Discover New Zealand, Home of Middle Earth
Tuesday, Day 2, and we are up at 5:30 in the morning in our Kiwi Camp, our biorhythms under the impression that it's almost lunch time. We decided to hit the road and take the excellent NH 1 motorway (which Stefanie promptly dubbed "Interstate 1") south to Pokene, where we turned west to try to find Port Waikato and the location of Weathertop, where the hobbits were attacked by Black Riders and Frodo was stabbed by one of them with a Morgul blade. After driving around for a while, we figured we had probably seen it a couple of times without, of course, the sets or camp fire.
The roads there wind around the mountains and go from sealed (paved) to gravel to dirt to sheep trails and eventually take you back to where you started. We got lost several times.  Stefanie just about had a heart attack sitting in the left side with trees and things whipping by and nothing to push on or steer with.

In spite of the fact that there are sheep on the road, the speed limit in the entire area is 100 kph (60 mph), so if you have the nerve to do it, it's legal. I didn't!

Our next stop was Matamata and the Hobbiton tour. I had talked to Sue Whiting at the information center before the tours began, so I was interested to see what they had accomplished at the information site. We arrived there just after the noon tour left, so we had time for lunch before taking the 3:00 tour of the site of "The Hill" where Bilbo, Frodo and Sam lived. For some reason, I had expected a thatched roof. I'm almost sure I saw one on the Internet site, but I can't find it now.
Frodo and Bilbo lived in "smials," modern versions of the holes ancestral hobbits lived in.  The sets at Hobbiton were almost completely dismantled before the family that owns the land decided to make money by allowing people to visit there. We were told that the original contract was to completely restore the land. I would have insisted that New Line Cinema make all the sets complete with authentic little hobbit-sized apartments so people could actually visit Bilbo's home.
The party tree is one of the things you first notice (besides the sheep, of course) when you reach the farm, and the tour has posted photos all around the site, showing what it looked like during filming. The tour guides do a very good job of describing the site and all that went into making the film. A "must get" photo is the party tree looking out "Bilbo's door." Stefanie's photo of it turned out much better than mine.
I got my chance to have my picture taken next to the actual party tree. In the book it was cut down by Sharkey's men. Sam replaced it with a Mallorn from a seed that Galadriel had given him along with a box of dirt for his "bit of garden."

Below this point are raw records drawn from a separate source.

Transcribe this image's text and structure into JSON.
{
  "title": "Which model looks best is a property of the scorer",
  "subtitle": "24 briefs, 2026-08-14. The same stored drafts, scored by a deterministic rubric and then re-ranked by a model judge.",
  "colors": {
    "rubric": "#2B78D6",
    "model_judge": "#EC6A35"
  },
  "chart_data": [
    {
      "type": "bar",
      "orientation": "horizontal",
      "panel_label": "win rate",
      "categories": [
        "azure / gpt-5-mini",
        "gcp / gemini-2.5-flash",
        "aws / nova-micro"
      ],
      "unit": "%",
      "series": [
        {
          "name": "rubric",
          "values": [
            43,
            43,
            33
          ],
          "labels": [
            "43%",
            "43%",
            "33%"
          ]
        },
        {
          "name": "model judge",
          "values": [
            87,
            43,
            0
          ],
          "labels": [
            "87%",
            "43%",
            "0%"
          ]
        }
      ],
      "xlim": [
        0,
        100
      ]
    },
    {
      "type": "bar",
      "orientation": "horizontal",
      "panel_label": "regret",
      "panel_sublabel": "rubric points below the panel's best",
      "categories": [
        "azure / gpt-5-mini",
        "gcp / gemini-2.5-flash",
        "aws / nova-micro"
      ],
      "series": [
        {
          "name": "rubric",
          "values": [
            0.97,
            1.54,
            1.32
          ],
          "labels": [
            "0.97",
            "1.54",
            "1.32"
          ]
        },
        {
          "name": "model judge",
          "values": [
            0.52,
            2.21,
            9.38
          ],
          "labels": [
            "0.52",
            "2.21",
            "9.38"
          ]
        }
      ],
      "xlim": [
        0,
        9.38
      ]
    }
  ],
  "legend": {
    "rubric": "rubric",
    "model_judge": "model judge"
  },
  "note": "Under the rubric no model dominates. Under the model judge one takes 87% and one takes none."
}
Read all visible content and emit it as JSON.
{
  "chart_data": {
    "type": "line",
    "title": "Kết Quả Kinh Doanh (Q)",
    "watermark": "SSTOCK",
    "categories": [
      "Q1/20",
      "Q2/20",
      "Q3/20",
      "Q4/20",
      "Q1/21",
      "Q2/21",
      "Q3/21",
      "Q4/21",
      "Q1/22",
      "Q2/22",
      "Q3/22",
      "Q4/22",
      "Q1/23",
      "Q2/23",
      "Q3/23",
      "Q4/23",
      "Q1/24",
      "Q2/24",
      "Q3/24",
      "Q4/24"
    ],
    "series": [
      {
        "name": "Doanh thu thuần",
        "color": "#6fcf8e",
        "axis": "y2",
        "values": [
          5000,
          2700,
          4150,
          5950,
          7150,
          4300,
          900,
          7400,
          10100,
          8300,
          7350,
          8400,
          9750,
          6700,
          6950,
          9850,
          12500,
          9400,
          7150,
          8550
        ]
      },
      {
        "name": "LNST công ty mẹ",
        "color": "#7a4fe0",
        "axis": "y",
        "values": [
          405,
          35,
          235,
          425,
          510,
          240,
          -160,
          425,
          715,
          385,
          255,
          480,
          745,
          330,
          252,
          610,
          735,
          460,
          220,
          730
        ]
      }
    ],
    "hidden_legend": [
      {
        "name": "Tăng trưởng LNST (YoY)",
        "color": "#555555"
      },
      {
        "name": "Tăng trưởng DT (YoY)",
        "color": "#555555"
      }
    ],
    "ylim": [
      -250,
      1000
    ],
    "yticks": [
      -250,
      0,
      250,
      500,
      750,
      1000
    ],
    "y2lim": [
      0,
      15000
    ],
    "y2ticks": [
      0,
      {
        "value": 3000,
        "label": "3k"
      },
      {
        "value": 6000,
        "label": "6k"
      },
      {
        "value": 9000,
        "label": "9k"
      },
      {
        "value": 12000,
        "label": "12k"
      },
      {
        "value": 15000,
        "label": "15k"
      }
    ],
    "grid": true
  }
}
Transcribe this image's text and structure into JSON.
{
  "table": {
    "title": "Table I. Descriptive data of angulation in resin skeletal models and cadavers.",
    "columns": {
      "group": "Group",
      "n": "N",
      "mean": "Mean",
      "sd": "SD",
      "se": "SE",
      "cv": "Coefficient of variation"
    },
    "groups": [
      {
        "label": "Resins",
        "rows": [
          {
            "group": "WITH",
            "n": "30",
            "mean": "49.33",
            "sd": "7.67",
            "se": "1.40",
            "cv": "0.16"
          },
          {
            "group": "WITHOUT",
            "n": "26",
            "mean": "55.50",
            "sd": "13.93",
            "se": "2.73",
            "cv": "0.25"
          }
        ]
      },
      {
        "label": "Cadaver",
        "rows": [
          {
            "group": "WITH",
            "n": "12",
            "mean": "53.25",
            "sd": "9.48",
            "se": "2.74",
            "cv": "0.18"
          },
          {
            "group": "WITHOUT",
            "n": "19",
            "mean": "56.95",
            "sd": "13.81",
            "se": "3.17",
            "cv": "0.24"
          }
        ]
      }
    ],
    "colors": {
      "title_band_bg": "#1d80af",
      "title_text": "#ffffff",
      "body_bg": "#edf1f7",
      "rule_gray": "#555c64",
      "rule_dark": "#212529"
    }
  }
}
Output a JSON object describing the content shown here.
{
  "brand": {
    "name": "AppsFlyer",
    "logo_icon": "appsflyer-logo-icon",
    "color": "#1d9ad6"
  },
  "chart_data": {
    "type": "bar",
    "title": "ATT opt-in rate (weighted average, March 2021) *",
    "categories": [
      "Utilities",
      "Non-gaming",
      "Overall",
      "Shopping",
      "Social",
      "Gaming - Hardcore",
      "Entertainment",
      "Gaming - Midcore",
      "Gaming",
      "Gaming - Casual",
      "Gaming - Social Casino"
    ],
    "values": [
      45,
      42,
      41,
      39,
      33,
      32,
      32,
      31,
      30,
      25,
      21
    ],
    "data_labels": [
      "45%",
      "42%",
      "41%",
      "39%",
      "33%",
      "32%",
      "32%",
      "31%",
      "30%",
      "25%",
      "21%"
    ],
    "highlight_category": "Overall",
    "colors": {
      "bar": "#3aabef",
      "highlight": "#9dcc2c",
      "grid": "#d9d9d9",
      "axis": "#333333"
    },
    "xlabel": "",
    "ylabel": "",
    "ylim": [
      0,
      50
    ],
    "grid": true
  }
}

The set builders built the set and then waited a year for everything to "grow in," so it would look like a real place, and not like a movie set.  It must have been the most wonderful place on earth!  It really is too bad they didn't just leave it as it was.  Frodo must have felt much as we did when he saw what Sharkey's men had done to his beloved Shire. 

The Hobbiton tour was very well done, and we were glad we had made it. Over 5000 people had been there before us.  Nevertheless, we left for Taupo with a bit of nostalgia, remembering Hobbiton as it once was. Maybe some millionaire will buy the farm and restore it. They told Walt Disney he was crazy to build Disneyland, and look what happened!